Untuk subtipe pemikir yang kedua, selain ilmu diperoleh tidak semudah pemikir subtipe pertama, ilmu yang digelutinya pun hanya memperkenalkan dirinya kepada berbagai hasrat dalam dirinya. Pada pemikir subtipe pertama, selain mudah mendalami ilmu yang memang menjadi “energi minimal”nya, ilmu yang dipelajarinya berpotensi mengantarkannya pada pengenalan diri.
Permasalahannya, sering kali mereka lebih antusias mengkaji ilmu yang digandrunginya ketimbang berefleksi ihwal “energi minimal”nya. Misal, kita lebih mudah belajar fisika daripada bahasa (seperti Einstein). Pengenalan dasar “energi minimal” dapat menjadi jalan pembuka pengenalan diri sendiri seperti yang dikemukakan Socrates.
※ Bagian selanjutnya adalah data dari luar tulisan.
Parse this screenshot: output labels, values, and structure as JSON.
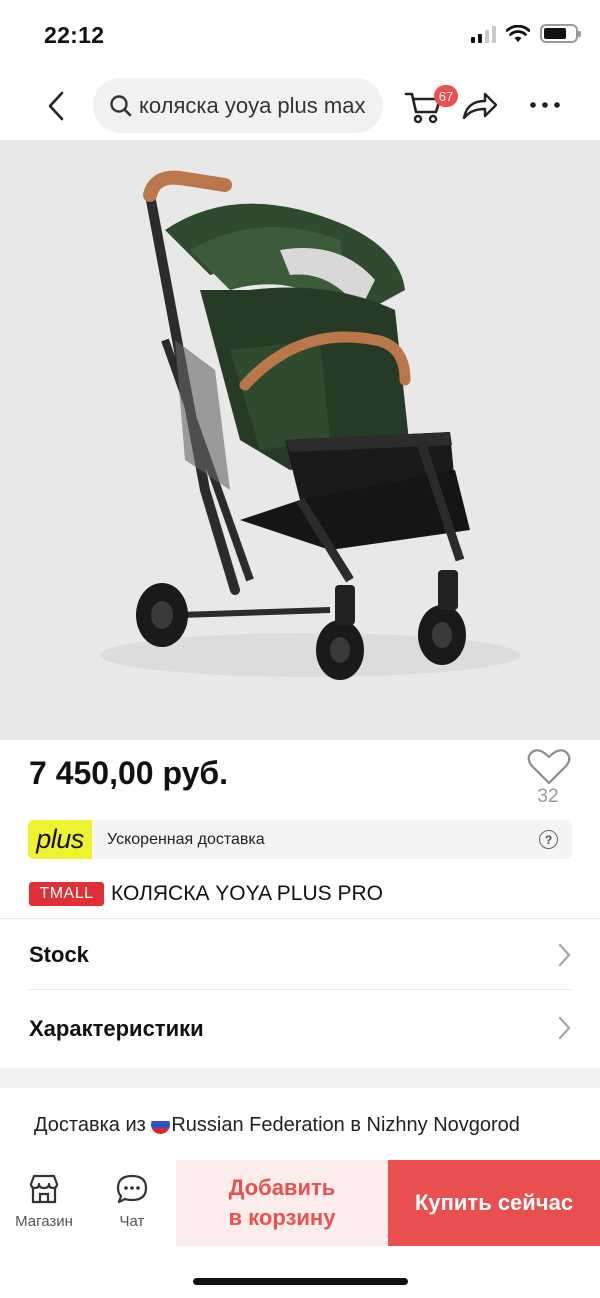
{
  "status_bar": {
    "time": "22:12"
  },
  "header": {
    "search_value": "коляска yoya plus max",
    "cart_badge_count": "67"
  },
  "product": {
    "price": "7 450,00 руб.",
    "favorites_count": "32",
    "plus_logo": "plus",
    "plus_text": "Ускоренная доставка",
    "tmall_badge": "TMALL",
    "title": "КОЛЯСКА YOYA PLUS PRO",
    "image_colors": {
      "background": "#e8e8e8",
      "canopy": "#2f4a2e",
      "frame": "#2b2b2b",
      "handle": "#b9774a"
    }
  },
  "rows": {
    "stock_label": "Stock",
    "specs_label": "Характеристики"
  },
  "delivery": {
    "prefix": "Доставка из ",
    "text": "Russian Federation в Nizhny Novgorod"
  },
  "bottom_bar": {
    "shop_label": "Магазин",
    "chat_label": "Чат",
    "add_to_cart_line1": "Добавить",
    "add_to_cart_line2": "в корзину",
    "buy_now_label": "Купить сейчас"
  },
  "colors": {
    "accent_red": "#ea4f4f",
    "add_cart_bg": "#fdecec",
    "plus_yellow": "#eef330",
    "tmall_red": "#e02f36"
  },
  "icons": [
    "back-icon",
    "search-icon",
    "cart-icon",
    "share-icon",
    "more-icon",
    "heart-icon",
    "help-icon",
    "chevron-right-icon",
    "shop-icon",
    "chat-icon"
  ]
}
Di sisi lain, ada tipe pemikir yang menyerahkan diri jadi penampung gagasan-gagasan orang lain, menjadikan dirinya sendiri tak ubahnya ensiklopedia berjalan. Tahu banyak hal, tapi hanya sebagai kumpulan kutipan. Dia asyik menggeluti pemikiran orang lain, tapi tak pernah melahirkan pengetahuan (yang seharusnya bisa dilahirkan dari pengenalannya akan diri sendiri).
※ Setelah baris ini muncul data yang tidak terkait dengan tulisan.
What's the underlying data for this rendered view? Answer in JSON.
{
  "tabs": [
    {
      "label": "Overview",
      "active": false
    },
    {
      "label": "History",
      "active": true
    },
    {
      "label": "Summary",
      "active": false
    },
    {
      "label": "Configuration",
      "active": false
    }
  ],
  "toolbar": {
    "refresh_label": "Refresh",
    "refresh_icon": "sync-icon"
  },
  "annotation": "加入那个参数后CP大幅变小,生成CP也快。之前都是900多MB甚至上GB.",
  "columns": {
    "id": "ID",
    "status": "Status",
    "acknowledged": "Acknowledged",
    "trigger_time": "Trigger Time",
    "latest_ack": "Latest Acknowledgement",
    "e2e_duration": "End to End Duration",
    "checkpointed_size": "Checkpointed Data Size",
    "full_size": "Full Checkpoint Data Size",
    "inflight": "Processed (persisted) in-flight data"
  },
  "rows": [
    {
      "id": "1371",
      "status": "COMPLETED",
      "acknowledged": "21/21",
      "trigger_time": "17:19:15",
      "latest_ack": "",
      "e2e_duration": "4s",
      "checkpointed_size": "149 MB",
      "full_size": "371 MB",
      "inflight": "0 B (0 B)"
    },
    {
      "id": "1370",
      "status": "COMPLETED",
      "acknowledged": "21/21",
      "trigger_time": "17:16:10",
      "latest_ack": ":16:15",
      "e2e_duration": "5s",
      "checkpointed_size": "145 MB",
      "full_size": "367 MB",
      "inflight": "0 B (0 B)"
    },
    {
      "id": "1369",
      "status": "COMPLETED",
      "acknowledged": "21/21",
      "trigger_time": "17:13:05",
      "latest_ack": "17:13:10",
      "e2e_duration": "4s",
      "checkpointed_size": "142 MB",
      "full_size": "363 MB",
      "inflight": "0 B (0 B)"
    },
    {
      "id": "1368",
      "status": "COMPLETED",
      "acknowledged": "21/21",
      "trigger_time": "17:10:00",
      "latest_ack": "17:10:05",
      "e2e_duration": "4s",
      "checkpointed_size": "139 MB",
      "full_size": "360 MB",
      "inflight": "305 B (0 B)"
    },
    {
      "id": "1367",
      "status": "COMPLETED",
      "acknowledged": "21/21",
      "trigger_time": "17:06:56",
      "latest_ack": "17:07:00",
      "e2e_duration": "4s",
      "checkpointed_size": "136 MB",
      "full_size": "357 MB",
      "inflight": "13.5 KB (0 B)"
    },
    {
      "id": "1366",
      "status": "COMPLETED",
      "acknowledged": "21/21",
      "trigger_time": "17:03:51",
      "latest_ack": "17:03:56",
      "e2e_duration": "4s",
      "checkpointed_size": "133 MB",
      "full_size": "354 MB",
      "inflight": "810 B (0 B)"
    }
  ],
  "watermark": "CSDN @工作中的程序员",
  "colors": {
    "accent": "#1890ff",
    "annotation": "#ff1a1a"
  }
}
Di kalangan penulis, secara umum ada satu gejala umum terkait dilema ini, yaitu penulis yang memiliki “energi minimal” dalam mengolah kata-kata, tetapi tidak menjadi pemilik dari pengetahuan yang dituliskannya.
Menulis sudah menyerupai sebuah keterampilan atau kriya baginya. Penulis seperti ini sangat terampil mengolah kepingan informasi menjadi sebuah tulisan yang bagus: entah dari ensiklopedi, kamus, internet, dan sebagainya. Namun, bukan berarti penulis itu menggunakan pengetahuan yang dituliskannya untuk mengenali dirinya.
Penulis seperti ini biasanya lebih asyik mengolah kata-kata, merangkai kalimat, tetapi belum tentu punya kemampuan membangun suatu konstruksi pengetahuan yang integral dan komprehensif. Pengetahuan di kepalanya lebih menyerupai puzzle yang tidak bersesuaian satu sama lain dan mengambang.
Sumber: Kompas, Sabtu 17 November 2007. Ditulis oleh Alfathri Adlin, seorang editor, penulis buku, dan juga aktif di Yayasan Paramartha. Bermukim di Bandung.